Plus de vingt-cinq ans après la disparition de Pier Paolo Pasolini (1922-1975), la publication d’inédits de l’auteur nous réserve plusieurs bonnes surprises, comme la réédition de ce merveilleux journal de voyage, intitulé La longue route de sable (La lunga strada di sabbia), qui confirme une fois de plus le statut indéniable que plusieurs – dont Alberto Moravia – lui reconnaissent : il fut le plus important poète italien du vingtième siècle.
Ce journal, rédigé durant l’été 1959, alors que Pier Paolo Pasolini parcourait les plages d’Italie, du nord au sud, de la frontière française jusqu’aux limites de la Yougoslavie, relate une série de rencontres dues au hasard. Les observations sont lumineuses et l’écriture dénote une sensibilité à vif. Nous sommes loin du simple carnet intime ou du récit de voyage proprement dit. Ici, les descriptions de lieux ou le portrait des gens rencontrés deviennent décors et personnages de romans ou de scénarios. L’écrivain réussit à transfigurer le réel, à transformer en littérature la plus banale des situations, l’événement le plus prosaïque. L’écriture atteint souvent des moments de plénitude et de grande éloquence. Comparés à cet auteur, des « spécialistes » du roman de l’errance – comme Jack Kerouac ou Allen Ginsberg, pour ne citer que les plus populaires – me semblent bien pâles et assez innocents.

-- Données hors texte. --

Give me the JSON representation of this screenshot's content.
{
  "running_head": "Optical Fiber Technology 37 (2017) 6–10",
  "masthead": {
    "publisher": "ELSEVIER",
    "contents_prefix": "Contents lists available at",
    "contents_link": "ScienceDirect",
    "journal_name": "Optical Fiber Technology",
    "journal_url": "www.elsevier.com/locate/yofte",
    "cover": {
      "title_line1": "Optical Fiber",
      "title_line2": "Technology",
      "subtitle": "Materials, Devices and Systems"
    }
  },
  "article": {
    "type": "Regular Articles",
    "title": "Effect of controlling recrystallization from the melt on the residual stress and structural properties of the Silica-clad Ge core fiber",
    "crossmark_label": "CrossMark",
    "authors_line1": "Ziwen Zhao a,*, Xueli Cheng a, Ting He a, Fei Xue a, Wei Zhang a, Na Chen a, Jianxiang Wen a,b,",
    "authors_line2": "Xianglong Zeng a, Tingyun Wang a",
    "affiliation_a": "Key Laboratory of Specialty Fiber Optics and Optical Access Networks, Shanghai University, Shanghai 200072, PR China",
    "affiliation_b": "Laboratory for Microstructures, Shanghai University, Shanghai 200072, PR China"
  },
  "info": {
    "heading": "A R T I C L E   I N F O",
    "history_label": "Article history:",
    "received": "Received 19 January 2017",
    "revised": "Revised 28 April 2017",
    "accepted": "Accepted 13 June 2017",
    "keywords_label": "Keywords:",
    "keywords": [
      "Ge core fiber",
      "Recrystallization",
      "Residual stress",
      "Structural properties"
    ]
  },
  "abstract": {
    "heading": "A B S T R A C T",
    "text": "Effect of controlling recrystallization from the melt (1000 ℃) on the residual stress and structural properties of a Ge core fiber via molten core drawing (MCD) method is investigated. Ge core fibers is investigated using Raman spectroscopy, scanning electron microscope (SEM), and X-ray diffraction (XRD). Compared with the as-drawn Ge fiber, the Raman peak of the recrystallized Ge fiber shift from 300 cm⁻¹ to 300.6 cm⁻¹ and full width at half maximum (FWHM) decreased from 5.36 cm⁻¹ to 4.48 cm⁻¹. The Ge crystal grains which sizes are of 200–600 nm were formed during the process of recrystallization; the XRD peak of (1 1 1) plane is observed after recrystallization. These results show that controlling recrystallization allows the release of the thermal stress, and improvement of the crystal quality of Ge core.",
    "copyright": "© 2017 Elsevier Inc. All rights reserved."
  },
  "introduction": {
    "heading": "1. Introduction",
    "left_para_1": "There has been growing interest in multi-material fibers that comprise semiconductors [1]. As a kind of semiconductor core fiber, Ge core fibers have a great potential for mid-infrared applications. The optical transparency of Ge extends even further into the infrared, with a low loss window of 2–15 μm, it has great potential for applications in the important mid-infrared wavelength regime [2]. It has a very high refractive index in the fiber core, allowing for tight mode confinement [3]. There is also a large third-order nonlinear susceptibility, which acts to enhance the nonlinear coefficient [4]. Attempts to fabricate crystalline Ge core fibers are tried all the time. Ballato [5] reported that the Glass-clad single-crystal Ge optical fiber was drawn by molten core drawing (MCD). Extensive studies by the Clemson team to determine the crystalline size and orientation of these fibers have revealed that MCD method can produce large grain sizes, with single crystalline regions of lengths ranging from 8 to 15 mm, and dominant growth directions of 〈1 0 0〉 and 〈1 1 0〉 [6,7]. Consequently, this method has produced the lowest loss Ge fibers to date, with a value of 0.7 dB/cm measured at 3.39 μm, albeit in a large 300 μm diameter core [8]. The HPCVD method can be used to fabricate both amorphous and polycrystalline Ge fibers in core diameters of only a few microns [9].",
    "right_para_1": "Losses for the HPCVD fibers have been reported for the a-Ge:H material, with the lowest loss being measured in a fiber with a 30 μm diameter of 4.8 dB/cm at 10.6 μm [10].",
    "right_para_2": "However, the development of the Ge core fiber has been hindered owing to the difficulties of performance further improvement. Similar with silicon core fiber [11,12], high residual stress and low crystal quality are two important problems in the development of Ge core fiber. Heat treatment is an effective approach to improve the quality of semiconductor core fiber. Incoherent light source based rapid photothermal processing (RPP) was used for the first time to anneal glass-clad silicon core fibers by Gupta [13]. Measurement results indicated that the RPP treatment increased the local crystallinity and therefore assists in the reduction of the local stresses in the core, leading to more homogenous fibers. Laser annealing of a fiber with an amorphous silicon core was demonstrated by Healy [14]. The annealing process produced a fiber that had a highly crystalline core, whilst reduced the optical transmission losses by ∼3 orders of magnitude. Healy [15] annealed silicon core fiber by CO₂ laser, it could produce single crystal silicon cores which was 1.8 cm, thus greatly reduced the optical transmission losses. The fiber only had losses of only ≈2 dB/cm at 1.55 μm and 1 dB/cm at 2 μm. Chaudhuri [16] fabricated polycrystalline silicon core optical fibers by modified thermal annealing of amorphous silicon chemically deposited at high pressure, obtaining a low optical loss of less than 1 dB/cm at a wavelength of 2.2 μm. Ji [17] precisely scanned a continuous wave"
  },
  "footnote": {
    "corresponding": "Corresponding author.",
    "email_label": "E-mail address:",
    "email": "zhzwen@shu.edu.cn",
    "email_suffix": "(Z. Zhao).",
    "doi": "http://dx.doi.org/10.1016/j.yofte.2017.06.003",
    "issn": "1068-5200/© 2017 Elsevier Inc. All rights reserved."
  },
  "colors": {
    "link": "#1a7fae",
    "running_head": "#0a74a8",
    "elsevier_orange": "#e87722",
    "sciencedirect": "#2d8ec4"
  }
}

En lisant La longue route de sable, on repense à la prose fougueuse et directe de ses premiers romans (Une vie violente), ou encore à l’ardeur de certains de ses scénarios inédits publiés en 1980 (Saint Paul, ou encore Le Père sauvage). Je frissonne en lisant les impressions de l’auteur, de passage sur la plage d’Ostie, non loin de Rome, où il devait trouver la mort en novembre 1975, dans des circonstances tragiques : « J’arrive à Ostie sous un orage bleu comme la mort », écrivait-il. C’était en 1959.